Draughton gave a dubious, “Huh.”
Benny continued. “Boy takes these ones to room.”
This much was true at least. The room was simple, but comfortable. Two beds, a desk, a curtained window looking down on the street, an overworked and sputtering air condition unit, flesh colored stucco walls. The furniture was made of the dark flimsy local wood, but real wood was rarely seen in the core worlds. Even the linens were made from proper cotton. Even if it was less comfortable that the fake polyesters Draughton had been raised on, the entire experience was somewhat of a treat.
Going through the nightstand, Draughton happened upon an Americanist Bible. Being honest with himself, Draughton found it an odd sight to be honest. The NHE saw themselves as paragons of progress. The virtues of science and logic were valued over all. Among the things he had seen that day, this somewhat exemplified the differences in culture out here. Draughton was always fond of the stories that Lola used to read him. They were a source of comfort and in more times than one, he found himself mumbling the prayers. As he grew though, and found out what Americanists did and stood for, he shied away, and never brought it up in polite company.
“Is different out here,” Benny said over his shoulder. Draught quickly closed the drawer, but when he turned around, the alf wasn’t paying attention to him. Again, he was in his kit making another round of his medicine. “That one must be careful.”
“I plan on it,” Draughton said.
“No more losing watches to children,” Benny said with a furrow-browned glare.
A pulse bubbled up in Draughton to argue, but he pacified it.
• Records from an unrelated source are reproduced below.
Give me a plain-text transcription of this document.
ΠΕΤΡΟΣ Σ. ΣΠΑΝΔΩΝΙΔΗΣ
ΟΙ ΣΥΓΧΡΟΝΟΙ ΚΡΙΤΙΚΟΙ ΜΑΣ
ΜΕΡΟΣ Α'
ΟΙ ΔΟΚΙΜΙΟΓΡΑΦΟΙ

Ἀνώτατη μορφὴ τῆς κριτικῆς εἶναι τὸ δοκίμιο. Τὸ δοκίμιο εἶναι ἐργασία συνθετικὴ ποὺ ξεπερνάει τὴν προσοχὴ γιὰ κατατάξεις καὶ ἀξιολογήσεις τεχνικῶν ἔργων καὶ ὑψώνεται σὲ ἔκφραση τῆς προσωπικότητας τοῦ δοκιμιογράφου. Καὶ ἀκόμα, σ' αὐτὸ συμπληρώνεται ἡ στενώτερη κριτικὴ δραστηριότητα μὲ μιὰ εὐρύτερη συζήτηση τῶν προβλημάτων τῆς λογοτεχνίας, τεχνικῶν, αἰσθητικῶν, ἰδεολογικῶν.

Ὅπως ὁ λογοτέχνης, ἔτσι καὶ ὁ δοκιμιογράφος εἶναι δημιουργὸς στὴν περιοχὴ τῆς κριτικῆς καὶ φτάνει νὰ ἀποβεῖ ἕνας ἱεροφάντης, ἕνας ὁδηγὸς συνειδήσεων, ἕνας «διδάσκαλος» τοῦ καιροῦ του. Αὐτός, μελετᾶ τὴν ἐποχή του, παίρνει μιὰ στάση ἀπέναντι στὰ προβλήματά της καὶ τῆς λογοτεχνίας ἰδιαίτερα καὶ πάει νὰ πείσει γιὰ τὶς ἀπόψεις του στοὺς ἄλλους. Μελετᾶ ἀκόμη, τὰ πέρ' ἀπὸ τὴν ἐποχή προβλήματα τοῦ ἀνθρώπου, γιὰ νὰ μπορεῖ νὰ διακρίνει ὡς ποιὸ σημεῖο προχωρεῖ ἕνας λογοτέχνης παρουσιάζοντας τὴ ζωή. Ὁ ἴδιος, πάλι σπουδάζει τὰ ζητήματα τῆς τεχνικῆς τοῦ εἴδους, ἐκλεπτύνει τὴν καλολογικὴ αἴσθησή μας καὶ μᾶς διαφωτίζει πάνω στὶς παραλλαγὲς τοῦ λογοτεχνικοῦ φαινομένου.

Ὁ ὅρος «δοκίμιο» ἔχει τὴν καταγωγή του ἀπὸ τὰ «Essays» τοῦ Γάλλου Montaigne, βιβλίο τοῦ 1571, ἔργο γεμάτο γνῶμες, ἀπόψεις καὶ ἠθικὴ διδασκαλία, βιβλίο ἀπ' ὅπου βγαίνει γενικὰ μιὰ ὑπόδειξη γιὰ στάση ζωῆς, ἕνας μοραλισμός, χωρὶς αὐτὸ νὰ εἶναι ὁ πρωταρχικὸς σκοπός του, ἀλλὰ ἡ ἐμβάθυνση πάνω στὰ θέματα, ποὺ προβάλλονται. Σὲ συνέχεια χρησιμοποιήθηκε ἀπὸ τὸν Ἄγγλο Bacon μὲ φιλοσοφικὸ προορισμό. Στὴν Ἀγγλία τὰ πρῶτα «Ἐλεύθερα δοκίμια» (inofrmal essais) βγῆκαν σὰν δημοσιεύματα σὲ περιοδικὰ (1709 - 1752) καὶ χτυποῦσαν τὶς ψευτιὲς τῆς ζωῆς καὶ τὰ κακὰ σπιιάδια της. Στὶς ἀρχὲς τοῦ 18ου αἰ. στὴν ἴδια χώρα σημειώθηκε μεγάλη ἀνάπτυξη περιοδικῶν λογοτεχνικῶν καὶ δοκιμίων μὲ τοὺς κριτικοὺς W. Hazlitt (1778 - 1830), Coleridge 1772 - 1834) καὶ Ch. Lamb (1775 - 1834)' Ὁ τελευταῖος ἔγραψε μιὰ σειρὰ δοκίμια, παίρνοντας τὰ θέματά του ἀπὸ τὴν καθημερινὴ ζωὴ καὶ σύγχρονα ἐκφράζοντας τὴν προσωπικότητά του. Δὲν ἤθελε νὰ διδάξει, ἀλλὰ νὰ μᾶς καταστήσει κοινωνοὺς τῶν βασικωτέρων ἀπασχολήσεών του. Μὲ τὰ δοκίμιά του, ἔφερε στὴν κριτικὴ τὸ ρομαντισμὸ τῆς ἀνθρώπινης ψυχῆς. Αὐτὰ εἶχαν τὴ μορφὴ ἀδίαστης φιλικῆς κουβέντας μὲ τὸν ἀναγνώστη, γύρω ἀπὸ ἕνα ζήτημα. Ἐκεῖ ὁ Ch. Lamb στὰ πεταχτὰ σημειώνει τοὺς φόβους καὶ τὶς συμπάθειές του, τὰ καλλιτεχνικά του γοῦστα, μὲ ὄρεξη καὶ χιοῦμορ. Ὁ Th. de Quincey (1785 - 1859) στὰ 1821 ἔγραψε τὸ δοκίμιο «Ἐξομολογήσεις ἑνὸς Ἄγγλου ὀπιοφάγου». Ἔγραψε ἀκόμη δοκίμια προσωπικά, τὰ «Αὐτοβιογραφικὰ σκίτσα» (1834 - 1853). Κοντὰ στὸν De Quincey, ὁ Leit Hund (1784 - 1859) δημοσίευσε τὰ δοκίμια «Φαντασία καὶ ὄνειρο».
“Sleep,” Benny said. “Big day tomorrow.”
“Right,” Draughton said.
Benny did another round of gleen, packed up his kit and immediately went to sleep. Draughton feigned sleep for a moment before going back into the drawer and pulling out the bible. He flipped through some of the familiar sections. On one page was the Daegonese and on the other was Commen. He saw the similarities in the language, but the comparison was stark, despite using the same alphabet.
He went to some of the familiar stories and found one in particular. The story of Johna in the belly of the whale. He was there for weeks before, praying to The Good to free him. Eventually the whale released him and Jonah began his mission as a preacher.
Draughton shut the book and hid it back in the drawer. Benny slept perfectly still. Reclining on the bed, Draughton watched the blades of the ceiling fan wobbling in the dingy room. As the night went on, the sounds of the street never stopped. Each rotation of the fan brought him back to different periods of his life that led him here. And eventually, the hypnotic swaying lulled him into a blank, formless sleep.